In the long term, the Soviets are worried about Islamic fundamentalism spilling across their borders from Iran into the predominantly Muslim southern republics. The Soviets share a border of nearly 1,100 miles with Iran. They worry that the revolutionary zeal of Iranian fundamentalists will intensify when Ayatollah Ruhollah Khomeini is gone. They are also concerned that the 1.5 million Afghan refugees in Iran are being prepared to spearhead a fundamentalist revolution in Afghanistan. On Wednesday, the influential weekly Literaturnaya Gazeta alleged that some weapons sent to Iran by the US were intended for the Afghan refugees.

Moscow blames Iran for much Mideast terrorism. Last month, Literaturnaya Gazeta claimed that Terry Waite, the Anglican Church envoy who is missing in Lebanon, was being held in the Iranian Embassy in west Beirut.

At the same time, the Kremlin tries to keep some contacts open with Tehran.
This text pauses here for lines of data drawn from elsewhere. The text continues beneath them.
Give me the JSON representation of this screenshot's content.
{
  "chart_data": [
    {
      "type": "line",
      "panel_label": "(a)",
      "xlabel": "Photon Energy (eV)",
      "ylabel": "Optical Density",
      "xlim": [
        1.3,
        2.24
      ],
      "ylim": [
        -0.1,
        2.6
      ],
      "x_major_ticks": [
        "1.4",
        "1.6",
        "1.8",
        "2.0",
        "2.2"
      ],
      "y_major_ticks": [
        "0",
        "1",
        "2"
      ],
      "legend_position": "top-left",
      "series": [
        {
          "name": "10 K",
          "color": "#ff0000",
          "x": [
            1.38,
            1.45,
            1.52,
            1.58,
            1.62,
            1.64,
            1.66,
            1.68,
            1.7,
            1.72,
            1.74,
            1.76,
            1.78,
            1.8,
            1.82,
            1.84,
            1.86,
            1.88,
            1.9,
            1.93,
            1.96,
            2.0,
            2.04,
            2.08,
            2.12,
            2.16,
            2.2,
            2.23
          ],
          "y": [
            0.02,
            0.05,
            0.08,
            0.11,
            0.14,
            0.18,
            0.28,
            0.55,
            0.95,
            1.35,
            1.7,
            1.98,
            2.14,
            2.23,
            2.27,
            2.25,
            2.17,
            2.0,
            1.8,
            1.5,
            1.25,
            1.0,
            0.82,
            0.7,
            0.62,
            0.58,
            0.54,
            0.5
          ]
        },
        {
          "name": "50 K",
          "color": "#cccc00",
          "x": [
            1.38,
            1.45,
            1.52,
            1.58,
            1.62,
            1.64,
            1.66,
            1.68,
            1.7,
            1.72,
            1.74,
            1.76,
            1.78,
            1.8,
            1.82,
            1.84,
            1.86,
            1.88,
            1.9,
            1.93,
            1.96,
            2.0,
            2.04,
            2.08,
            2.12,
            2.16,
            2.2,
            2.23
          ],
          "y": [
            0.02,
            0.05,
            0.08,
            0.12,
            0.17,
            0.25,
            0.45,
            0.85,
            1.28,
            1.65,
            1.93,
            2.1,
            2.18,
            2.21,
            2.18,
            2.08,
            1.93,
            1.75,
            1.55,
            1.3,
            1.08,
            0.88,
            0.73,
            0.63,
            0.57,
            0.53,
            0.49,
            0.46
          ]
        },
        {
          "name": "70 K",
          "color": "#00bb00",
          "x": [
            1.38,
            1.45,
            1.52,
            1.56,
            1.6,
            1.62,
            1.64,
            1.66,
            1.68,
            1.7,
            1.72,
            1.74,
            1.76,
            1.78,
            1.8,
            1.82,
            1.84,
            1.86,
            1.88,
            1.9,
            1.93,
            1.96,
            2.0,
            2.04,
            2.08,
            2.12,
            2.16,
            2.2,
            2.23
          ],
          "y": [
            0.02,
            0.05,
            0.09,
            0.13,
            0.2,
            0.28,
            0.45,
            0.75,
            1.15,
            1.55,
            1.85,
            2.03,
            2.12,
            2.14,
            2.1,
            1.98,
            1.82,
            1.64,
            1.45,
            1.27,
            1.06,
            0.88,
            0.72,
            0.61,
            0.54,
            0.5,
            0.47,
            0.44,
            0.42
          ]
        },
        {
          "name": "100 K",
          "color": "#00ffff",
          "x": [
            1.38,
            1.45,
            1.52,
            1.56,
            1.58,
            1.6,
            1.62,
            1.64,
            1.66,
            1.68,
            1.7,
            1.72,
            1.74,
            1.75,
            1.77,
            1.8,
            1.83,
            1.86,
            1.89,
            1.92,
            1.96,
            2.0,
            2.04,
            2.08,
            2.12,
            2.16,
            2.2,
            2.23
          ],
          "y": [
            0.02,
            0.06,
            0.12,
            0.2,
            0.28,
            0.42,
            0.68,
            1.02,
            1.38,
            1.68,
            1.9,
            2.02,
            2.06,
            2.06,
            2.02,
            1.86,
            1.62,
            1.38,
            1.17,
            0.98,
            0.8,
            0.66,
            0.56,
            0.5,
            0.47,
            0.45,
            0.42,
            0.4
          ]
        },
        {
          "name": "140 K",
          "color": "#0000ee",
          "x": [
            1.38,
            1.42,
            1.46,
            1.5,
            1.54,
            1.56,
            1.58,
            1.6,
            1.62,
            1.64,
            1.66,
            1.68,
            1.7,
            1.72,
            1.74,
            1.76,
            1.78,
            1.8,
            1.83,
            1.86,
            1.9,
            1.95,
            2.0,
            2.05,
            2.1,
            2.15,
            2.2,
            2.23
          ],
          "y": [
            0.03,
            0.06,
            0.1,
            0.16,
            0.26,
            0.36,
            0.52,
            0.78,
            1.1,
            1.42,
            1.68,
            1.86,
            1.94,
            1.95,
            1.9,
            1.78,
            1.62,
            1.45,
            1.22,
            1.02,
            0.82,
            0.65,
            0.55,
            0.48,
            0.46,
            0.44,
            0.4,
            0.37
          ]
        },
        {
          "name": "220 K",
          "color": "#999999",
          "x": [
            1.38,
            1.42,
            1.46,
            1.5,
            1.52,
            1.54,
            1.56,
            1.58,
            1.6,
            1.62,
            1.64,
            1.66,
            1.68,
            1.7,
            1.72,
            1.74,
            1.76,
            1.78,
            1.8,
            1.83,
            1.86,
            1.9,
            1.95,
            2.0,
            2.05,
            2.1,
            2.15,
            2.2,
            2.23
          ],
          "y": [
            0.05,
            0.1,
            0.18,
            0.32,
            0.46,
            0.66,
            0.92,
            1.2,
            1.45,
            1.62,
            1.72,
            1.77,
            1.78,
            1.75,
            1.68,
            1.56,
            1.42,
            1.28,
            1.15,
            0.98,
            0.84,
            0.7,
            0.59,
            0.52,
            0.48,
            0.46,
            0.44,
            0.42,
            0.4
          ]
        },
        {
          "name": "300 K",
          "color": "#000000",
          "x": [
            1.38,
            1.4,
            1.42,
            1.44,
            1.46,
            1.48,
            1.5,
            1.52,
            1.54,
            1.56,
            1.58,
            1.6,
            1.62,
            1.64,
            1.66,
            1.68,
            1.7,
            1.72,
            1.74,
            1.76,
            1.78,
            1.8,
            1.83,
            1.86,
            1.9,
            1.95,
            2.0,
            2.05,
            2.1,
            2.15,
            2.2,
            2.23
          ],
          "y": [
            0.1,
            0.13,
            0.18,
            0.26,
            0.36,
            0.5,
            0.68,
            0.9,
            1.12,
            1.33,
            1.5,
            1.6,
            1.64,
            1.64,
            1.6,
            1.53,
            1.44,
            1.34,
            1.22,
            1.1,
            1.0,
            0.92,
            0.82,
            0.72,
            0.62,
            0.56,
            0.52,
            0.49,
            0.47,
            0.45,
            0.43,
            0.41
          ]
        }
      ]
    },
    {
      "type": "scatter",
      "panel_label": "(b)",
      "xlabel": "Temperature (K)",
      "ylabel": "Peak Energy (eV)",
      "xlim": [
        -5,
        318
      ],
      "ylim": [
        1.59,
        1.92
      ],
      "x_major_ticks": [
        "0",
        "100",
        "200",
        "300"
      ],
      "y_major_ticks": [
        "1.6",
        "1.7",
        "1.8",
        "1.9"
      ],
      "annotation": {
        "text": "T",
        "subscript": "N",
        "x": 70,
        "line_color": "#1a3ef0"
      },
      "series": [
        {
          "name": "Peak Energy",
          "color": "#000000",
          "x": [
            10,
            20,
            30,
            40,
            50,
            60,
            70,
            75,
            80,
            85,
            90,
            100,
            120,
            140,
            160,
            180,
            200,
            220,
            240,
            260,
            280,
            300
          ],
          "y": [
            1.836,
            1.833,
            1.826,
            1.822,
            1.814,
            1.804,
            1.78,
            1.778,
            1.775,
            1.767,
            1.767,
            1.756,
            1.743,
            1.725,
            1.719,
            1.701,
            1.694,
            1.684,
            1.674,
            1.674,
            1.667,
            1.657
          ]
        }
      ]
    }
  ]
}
Last December, the two nations signed an economic cooperation agreement. And in February, Iranian Foreign Minister Ali Akbar Velayati discussed the Gulf war and Afghanistan on a visit to Moscow. The Soviet news media made it clear that the two countries had little in common on these issues.

At the same time, Moscow is trying hard to win support for an international conference on the Mideast, to be attended by the five permanent members of the UN Security Council. Jordan and Egypt support the idea. Syria, a Soviet ally, opposes such a conference. The Palestine Liberation Organization has in the past opposed the idea, as have the US and Israel's Likud bloc, to which Prime Minister Yitzhak Shamir belongs.

In recent months, Washington has expressed support for the idea of an international conference, but been vague on the specifics. Soviet officials say they are still trying to bring around Syria, Israel, and the PLO.

Earlier this month, the Soviets also moved closer to Egypt by rescheduling $3 billion worth of military debts, incurred in the years up to 1972 when Moscow was Egypt's main arms supplier.

Moscow can probably take some credit for this week's reconciliation among Palestinian factions at their meeting in Algiers. It has been trying hard to mediate between the feuding groups. Last November, for example, PLO deputy Khalil Wazir, whose nom de guerre is Abu Jihad, met in Moscow with George Habash, leader of the Syrian-backed Popular Front for the Liberation of Palestine.

Syrian President Hafez Assad arrived here yesterday on a three-day official visit at the invitation of the government. It is expected that Lebanon and Palestinian unity will be the main topics discussed.

Meanwhile, the Soviets are also attempting to open a dialogue with Israel. A meeting between Soviet and Israeli consular officials in Helsinki nine months ago ended prematurely when the Soviets walked out. Contacts did not, however, cease. Early this month, two senior officials of the Soviet Communist Party met Israeli Foreign Minister Shimon Peres in Rome.

And on Tuesday, the Soviet Foreign Ministry denied reports that a Soviet consular visit to Israel had been canceled. The reports, from the Gulf states, quoted Mr. Petrovsky as saying that the consular trip had been called off because Jerusalem had used the coming trip for propaganda purposes. But the Foreign Ministry spokesman did not say when the team would go to Israel.

Labor members of the Israeli coalition government seem intrigued by the idea of talks with Moscow. But Jerusalem still maintains that it will block Soviet participation in an international peace conference until Moscow resumes diplomatic relations, broken off after the 1967 Arab-Israeli war, and lets more Soviet Jews emigrate.

There are signals of a change from Moscow on emigration. Last month, about 500 Jews were given permission to leave the Soviet Union - roughly half the total for all of 1986. Resumption of diplomatic relations, however, is a step that Moscow does not yet appear willing to take.